I promise that I have done LOTS of research, especially reading countless stories of patients that have had an SCS implanted for RSD. There are success stories as well as stories of failure. This is a risk with RSD for any kind of treatment where even a needle is involved, unfortunately. However weighing everything and my particular experiences and body's responses to other treatments, I feel it is an appropriate risk to take. This is a decision that each patient should arrive at on his or her own, so I strongly advocate doing your own research and being fully informed before you commit to the implant!

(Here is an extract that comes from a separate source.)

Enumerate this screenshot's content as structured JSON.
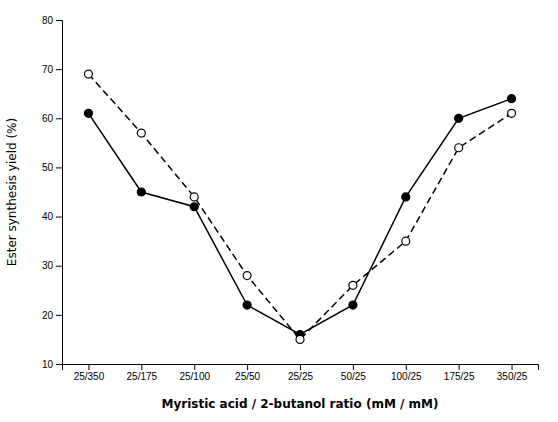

I tend to be very ambitious, but I am also aware of how sidelined people are after the surgery. I have done so much reading to try to figure out what my recovery time will be but in the end I know that I will just have to wait and see for myself. I am getting the percutaneous leads as opposed to the paddle ones, though, which has an easier recovery, albeit still a tricky one, though. Teaching Sunday School 3 days after is one commitment that I have to do. I will only be there for 2 hours and I am nervous about it but I am confident I can make it through and be ok. My doctor didn't even think that I would be able to do physical therapy the day my trial was put in but I was stubborn and went there and did quite a lot! (under careful guidance of my therapist, of course). So we will see, if I have to cancel some plans like going to some of my classes, then I have to. But I'm also very determined to be proactive in my recovery, while still being very careful of my leads not migrating.

As I said, this is a decision that every RSD patient needs to make for him/herself. I just wanted to share my experience with my decision in hopes that it could be of help to others who are considering it.

Thank you, and again I appreciate your concern!